We both went through clinical genetics screenings, and despite our strong family history of breast cancer, no known germline mutations or variants of undetermined significance were detected in either of our peripheral blood samples. I’m already on board with the “increased lifetime risk of breast cancer” screening guidelines, and if so much as atypical ductal hyperplasia is diagnosed, I am more than willing to have a semi-prophylactic double mastectomy, just to reduce my overall risk of both carcinoma AND recurrence. My relative’s breast cancer experience set the precedence for my approach in the field of cytotechnology. From the beginning, I craved definitive answers for her, and I will do whatever I can as a cytotechnologist to provide definitive answers for all of my patients.

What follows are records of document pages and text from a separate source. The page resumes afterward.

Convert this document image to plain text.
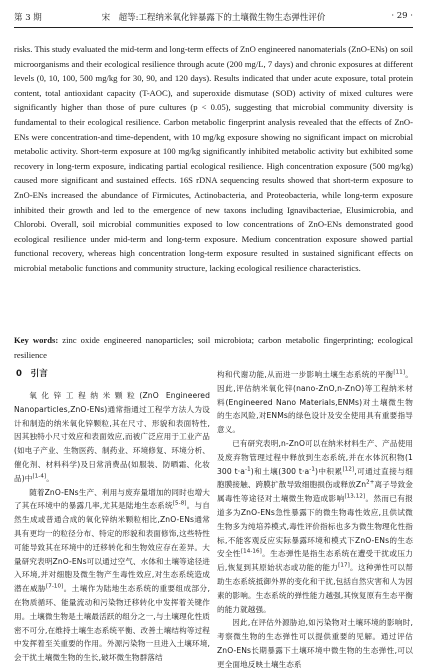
第 3 期	宋　超等:工程纳米氧化锌暴露下的土壤微生物生态弹性评价	· 29 ·

risks. This study evaluated the mid-term and long-term effects of ZnO engineered nanomaterials (ZnO-ENs) on soil microorganisms and their ecological resilience through acute (200 mg/L, 7 days) and chronic exposures at different levels (0, 10, 100, 500 mg/kg for 30, 90, and 120 days). Results indicated that under acute exposure, total protein content, total antioxidant capacity (T-AOC), and superoxide dismutase (SOD) activity of mixed cultures were significantly higher than those of pure cultures (p < 0.05), suggesting that microbial community diversity is fundamental to their ecological resilience. Carbon metabolic fingerprint analysis revealed that the effects of ZnO-ENs were concentration-and time-dependent, with 10 mg/kg exposure showing no significant impact on microbial metabolic activity. Short-term exposure at 100 mg/kg significantly inhibited metabolic activity but exhibited some recovery in long-term exposure, indicating partial ecological resilience. High concentration exposure (500 mg/kg) caused more significant and sustained effects. 16S rDNA sequencing results showed that short-term exposure to ZnO-ENs increased the abundance of Firmicutes, Actinobacteria, and Proteobacteria, while long-term exposure inhibited their growth and led to the emergence of new taxons including Ignavibacteriae, Elusimicrobia, and Chlorobi. Overall, soil microbial communities exposed to low concentrations of ZnO-ENs demonstrated good ecological resilience under mid-term and long-term exposure. Medium concentration exposure showed partial functional recovery, whereas high concentration long-term exposure resulted in sustained significant effects on microbial metabolic functions and community structure, lacking ecological resilience characteristics.

Key words: zinc oxide engineered nanoparticles; soil microbiota; carbon metabolic fingerprinting; ecological resilience

0　引言

氧化锌工程纳米颗粒(ZnO Engineered Nanoparticles,ZnO-ENs)通常指通过工程学方法人为设计和制造的纳米氧化锌颗粒,其在尺寸、形貌和表面特性,因其独特小尺寸效应和表面效应,而被广泛应用于工业产品(如电子产业、生物医药、制药业、环境修复、环境分析、催化剂、材料科学)及日常消费品(如服装、防晒霜、化妆品)中[1-4]。

随着ZnO-ENs生产、利用与废弃量增加的同时也增大了其在环境中的暴露几率,尤其是陆地生态系统[5-8]。与自然生成或普通合成的氧化锌纳米颗粒相比,ZnO-ENs通常具有更均一的粒径分布、特定的形貌和表面修饰,这些特性可能导致其在环境中的迁移转化和生物效应存在差异。大量研究表明ZnO-ENs可以通过空气、水体和土壤等途径进入环境,并对细胞及微生物产生毒性效应,对生态系统造成潜在威胁[7-10]。土壤作为陆地生态系统的重要组成部分,在物质循环、能量流动和污染物迁移转化中发挥着关键作用。土壤微生物是土壤最活跃的组分之一,与土壤理化性质密不可分,在维持土壤生态系统平衡、改善土壤结构等过程中发挥着至关重要的作用。外源污染物一旦进入土壤环境,会干扰土壤微生物的生长,破坏微生物群落结

构和代谢功能,从而进一步影响土壤生态系统的平衡[11]。因此,评估纳米氧化锌(nano-ZnO,n-ZnO)等工程纳米材料(Engineered Nano Materials,ENMs)对土壤微生物的生态风险,对ENMs的绿色设计及安全使用具有重要指导意义。

已有研究表明,n-ZnO可以在纳米材料生产、产品使用及废弃物管理过程中释放到生态系统,并在水体沉积物(1 300 t·a$^{-1}$)和土壤(300 t·a$^{-1}$)中积累[12],可通过直接与细胞膜接触、跨膜扩散导致细胞损伤或释放Zn$^{2+}$离子导致金属毒性等途径对土壤微生物造成影响[13,12]。然而已有报道多为ZnO-ENs急性暴露下的微生物毒性效应,且供试微生物多为纯培养模式,毒性评价指标也多为微生物理化性指标,不能客观反应实际暴露环境和模式下ZnO-ENs的生态安全性[14-16]。生态弹性是指生态系统在遭受干扰或压力后,恢复到其原始状态或功能的能力[17]。这种弹性可以帮助生态系统抵御外界的变化和干扰,包括自然灾害和人为因素的影响。生态系统的弹性能力越强,其恢复原有生态平衡的能力就越强。

因此,在评估外源胁迫,如污染物对土壤环境的影响时,考察微生物的生态弹性可以提供重要的见解。通过评估ZnO-ENs长期暴露下土壤环境中微生物的生态弹性,可以更全面地反映土壤生态系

I still remember attending my first ultrasound-guided FNA (Fine Needle Aspiration) after my relative’s mastectomy. The patient was 42, a mother to a 3 year old and 6 year old, and presented with triple negative, grade III, poorly differentiated breast cancer and cervical, occipital, hilar, and mediastinal lymphadenopathy.

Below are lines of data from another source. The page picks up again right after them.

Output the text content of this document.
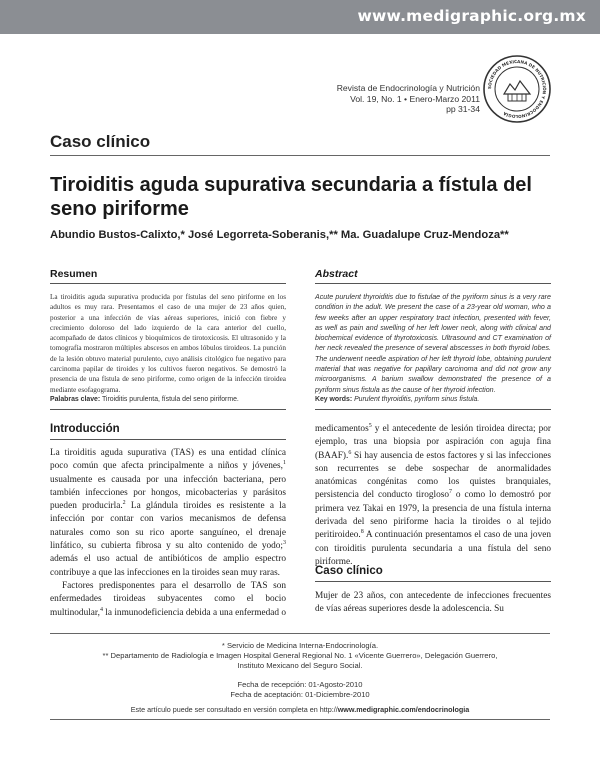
www.medigraphic.org.mx
Revista de Endocrinología y Nutrición
Vol. 19, No. 1 • Enero-Marzo 2011
pp 31-34
SOCIEDAD MEXICANA DE NUTRICIÓN Y ENDOCRINOLOGÍA
Caso clínico
Tiroiditis aguda supurativa secundaria a fístula del seno piriforme
Abundio Bustos-Calixto,* José Legorreta-Soberanis,** Ma. Guadalupe Cruz-Mendoza**
Resumen	Abstract
La tiroiditis aguda supurativa producida por fístulas del seno piriforme en los adultos es muy rara. Presentamos el caso de una mujer de 23 años quien, posterior a una infección de vías aéreas superiores, inició con fiebre y crecimiento doloroso del lado izquierdo de la cara anterior del cuello, acompañado de datos clínicos y bioquímicos de tirotoxicosis. El ultrasonido y la tomografía mostraron múltiples abscesos en ambos lóbulos tiroideos. La punción de la lesión obtuvo material purulento, cuyo análisis citológico fue negativo para carcinoma papilar de tiroides y los cultivos fueron negativos. Se demostró la presencia de una fístula de seno piriforme, como origen de la infección tiroidea mediante esofagograma.
Acute purulent thyroiditis due to fistulae of the pyriform sinus is a very rare condition in the adult. We present the case of a 23-year old woman, who a few weeks after an upper respiratory tract infection, presented with fever, as well as pain and swelling of her left lower neck, along with clinical and biochemical evidence of thyrotoxicosis. Ultrasound and CT examination of her neck revealed the presence of several abscesses in both thyroid lobes. The underwent needle aspiration of her left thyroid lobe, obtaining purulent material that was negative for papillary carcinoma and did not grow any microorganisms. A barium swallow demonstrated the presence of a pyriform sinus fistula as the cause of her thyroid infection.
Palabras clave: Tiroiditis purulenta, fístula del seno piriforme.	Key words: Purulent thyroiditis, pyriform sinus fistula.
Introducción

La tiroiditis aguda supurativa (TAS) es una entidad clínica poco común que afecta principalmente a niños y jóvenes,$^1$ usualmente es causada por una infección bacteriana, pero también infecciones por hongos, micobacterias y parásitos pueden producirla.$^2$ La glándula tiroides es resistente a la infección por contar con varios mecanismos de defensa naturales como son su rico aporte sanguíneo, el drenaje linfático, su cubierta fibrosa y su alto contenido de yodo;$^3$ además el uso actual de antibióticos de amplio espectro contribuye a que las infecciones en la tiroides sean muy raras.

Factores predisponentes para el desarrollo de TAS son enfermedades tiroideas subyacentes como el bocio multinodular,$^4$ la inmunodeficiencia debida a una enfermedad o

medicamentos$^5$ y el antecedente de lesión tiroidea directa; por ejemplo, tras una biopsia por aspiración con aguja fina (BAAF).$^6$ Si hay ausencia de estos factores y si las infecciones son recurrentes se debe sospechar de anormalidades anatómicas congénitas como los quistes branquiales, persistencia del conducto tirogloso$^7$ o como lo demostró por primera vez Takai en 1979, la presencia de una fístula interna derivada del seno piriforme hacia la tiroides o al tejido peritiroideo.$^8$ A continuación presentamos el caso de una joven con tiroiditis purulenta secundaria a una fístula del seno piriforme.

Caso clínico
Mujer de 23 años, con antecedente de infecciones frecuentes de vías aéreas superiores desde la adolescencia. Su
* Servicio de Medicina Interna-Endocrinología.
** Departamento de Radiología e Imagen Hospital General Regional No. 1 «Vicente Guerrero», Delegación Guerrero,
Instituto Mexicano del Seguro Social.
Fecha de recepción: 01-Agosto-2010
Fecha de aceptación: 01-Diciembre-2010
Este artículo puede ser consultado en versión completa en http://www.medigraphic.com/endocrinologia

I assisted the radiologist in obtaining cellular material from the patient’s targeted right cervical lymph node, and when the radiologist prepared the core biopsy needle, the patient started to tear up, knowing well what the lymphadenopathy indicated. She told us she knows how aggressive her cancer is, how her young children are going to lose their mom, and I remember doing everything I could to hold it together and provide my adequacy statement to the radiologist. Like a child on the playground trying not to cry in front of her friends after skinning her knee, I gathered all my paperwork and the specimen containers, cleaned up my cytology cart, and walked back upstairs to our cytoprep lab. I assigned the specimen an accession number, handed the prep tech my cell block tube so she could spin down the residual material in formalin and ensure the cold ischemic time was less than one hour, and I bee-lined for a private space. I found our cytology file room, closed the door behind me, sank against the wall, and cried. I, too, knew the likelihood of her children losing their mom without medical intervention, and that the intent to cure would be the most difficult journey of this young woman’s life. This is why I’m here. This is why I fight for more material, why I fight for answers, and why I will always put the patient first.
Taryn Waraksa, MS, SCT(ASCP)CM, CT(IAC), has worked as a cytotechnologist at Fox Chase Cancer Center, in Philadelphia, Pennsylvania, since earning her master’s degree from Thomas Jefferson University in 2014. She is an ASCP board-certified Specialist in Cytotechnology with an additional certification by the International Academy of Cytology (IAC). She is also a 2020 ASCP 40 Under Forty Honoree.